お檀家のお父様が癌を患い、入退院を繰り返していました。ある時、ご自宅にご先祖様のお命日でお伺いをした時、たまたま外泊でお帰りになっておられました。
御回向が終わりお茶をいただきながら世間話をしていると突然こんな話を切り出しました。
「方丈さん、俺こんな病気にかかってしまって生きてきた意味があるんだろうか」と。
その時私はドキッとしながらもこう答えました。
「私はお父さんと出会い、様々なことを学びました。それが恐らく私の力となり、これから出会うであろう苦しんだり悲しんだり、或いは病んだりしている人の心に寄り添う力になるかもしれません。目には見えませんがお父さんは家族を含めた多くの人にそうやって力を与えてきたはずです。そこにお父さんが生きてきた意味があると思います。
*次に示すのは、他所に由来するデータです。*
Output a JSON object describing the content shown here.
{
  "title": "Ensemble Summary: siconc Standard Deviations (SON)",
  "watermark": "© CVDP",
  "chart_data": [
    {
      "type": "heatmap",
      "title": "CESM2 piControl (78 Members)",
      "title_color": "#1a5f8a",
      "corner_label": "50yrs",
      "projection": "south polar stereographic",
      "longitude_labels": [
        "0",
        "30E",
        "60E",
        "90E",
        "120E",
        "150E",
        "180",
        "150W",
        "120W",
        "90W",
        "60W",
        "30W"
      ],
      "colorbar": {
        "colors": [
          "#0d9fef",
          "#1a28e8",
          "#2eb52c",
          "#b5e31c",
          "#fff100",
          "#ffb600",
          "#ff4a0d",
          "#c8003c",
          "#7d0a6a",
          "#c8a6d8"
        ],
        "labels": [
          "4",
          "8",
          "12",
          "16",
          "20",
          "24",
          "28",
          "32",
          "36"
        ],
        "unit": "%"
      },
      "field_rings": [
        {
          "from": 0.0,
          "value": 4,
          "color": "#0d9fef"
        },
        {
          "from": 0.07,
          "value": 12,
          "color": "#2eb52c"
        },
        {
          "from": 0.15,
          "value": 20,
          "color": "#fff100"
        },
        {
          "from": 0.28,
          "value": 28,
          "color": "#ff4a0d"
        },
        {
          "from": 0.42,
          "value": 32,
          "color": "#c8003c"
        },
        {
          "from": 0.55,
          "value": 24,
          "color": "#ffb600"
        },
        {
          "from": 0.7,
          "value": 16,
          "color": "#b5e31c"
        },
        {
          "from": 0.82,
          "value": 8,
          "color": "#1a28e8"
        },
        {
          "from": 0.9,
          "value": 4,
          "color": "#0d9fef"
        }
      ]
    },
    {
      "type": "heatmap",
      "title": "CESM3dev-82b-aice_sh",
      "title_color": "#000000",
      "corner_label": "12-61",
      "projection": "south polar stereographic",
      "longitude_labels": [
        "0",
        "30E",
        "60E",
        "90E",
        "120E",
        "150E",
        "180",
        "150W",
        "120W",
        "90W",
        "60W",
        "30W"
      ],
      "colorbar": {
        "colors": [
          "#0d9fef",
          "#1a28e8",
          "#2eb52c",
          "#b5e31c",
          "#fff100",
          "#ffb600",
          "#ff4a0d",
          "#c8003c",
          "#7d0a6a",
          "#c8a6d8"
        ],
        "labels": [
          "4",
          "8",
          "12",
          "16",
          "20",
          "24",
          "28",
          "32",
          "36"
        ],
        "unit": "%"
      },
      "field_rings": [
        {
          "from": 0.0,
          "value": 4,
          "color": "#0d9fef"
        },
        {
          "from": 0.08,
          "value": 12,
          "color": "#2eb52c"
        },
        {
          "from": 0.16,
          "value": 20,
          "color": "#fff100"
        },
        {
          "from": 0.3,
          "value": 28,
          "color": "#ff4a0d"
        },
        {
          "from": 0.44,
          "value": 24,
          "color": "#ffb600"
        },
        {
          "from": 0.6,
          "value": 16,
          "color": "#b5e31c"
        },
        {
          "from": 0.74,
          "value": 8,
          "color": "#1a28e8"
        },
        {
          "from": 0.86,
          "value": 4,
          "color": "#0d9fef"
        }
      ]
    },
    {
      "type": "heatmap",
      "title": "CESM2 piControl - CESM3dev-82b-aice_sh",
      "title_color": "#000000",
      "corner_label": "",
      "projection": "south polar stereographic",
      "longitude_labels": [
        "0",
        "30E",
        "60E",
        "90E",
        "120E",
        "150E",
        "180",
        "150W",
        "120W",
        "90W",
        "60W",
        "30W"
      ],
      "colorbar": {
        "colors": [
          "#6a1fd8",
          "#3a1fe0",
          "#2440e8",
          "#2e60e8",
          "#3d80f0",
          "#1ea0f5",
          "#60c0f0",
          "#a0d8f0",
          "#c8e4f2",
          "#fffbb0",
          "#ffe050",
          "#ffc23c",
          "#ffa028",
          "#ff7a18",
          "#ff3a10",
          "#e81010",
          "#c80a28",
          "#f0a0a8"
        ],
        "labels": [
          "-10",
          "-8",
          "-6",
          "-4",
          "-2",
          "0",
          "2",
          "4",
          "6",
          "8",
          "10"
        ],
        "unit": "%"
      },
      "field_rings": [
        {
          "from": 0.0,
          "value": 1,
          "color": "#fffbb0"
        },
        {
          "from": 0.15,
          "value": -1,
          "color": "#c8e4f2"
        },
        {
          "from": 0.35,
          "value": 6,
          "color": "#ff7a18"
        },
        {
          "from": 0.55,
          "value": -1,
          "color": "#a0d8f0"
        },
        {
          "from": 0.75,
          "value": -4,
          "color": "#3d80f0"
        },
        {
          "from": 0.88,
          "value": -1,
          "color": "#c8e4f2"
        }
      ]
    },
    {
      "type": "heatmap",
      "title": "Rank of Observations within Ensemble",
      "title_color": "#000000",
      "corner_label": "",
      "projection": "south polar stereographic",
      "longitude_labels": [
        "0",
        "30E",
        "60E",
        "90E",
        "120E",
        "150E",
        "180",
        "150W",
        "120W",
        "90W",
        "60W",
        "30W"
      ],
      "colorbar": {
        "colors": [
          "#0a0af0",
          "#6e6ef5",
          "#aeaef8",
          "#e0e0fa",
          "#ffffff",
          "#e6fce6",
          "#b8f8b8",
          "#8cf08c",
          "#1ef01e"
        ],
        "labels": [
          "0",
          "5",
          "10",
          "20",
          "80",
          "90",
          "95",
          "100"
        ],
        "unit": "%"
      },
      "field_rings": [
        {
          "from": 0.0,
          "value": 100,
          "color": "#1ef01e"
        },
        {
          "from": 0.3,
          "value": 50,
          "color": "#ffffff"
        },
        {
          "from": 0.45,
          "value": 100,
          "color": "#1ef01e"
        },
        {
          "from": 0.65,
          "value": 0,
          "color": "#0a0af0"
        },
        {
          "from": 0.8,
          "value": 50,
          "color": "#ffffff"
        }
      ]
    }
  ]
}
」
そう言うと大きくうなずき大粒の涙を流しながら私の手を強く握りました。
オーストリアの精神科医でエミール・フランクルはアメリカで驚異的ベストセラーとなった「夜と霧」という本の中で「あなたを必要としている何かがどこかにあり、あなたを必要とする誰かがどこかにいるはずです。そしてその何かや誰かはあなたに発見されるのを待っている。」とナチスの強制収容所での体験を通して書いています。
人生で起こる総ての事はどんなことにも意味があります。だから私達が生きている事には当然のことながら大きな意味を持っています。
そのことを常に信じて力強く生きていきましょう。生きている事で誰かがどこかで大きな励みとなり力となっている事を信じて今日も明日も精一杯、生き抜きましょう。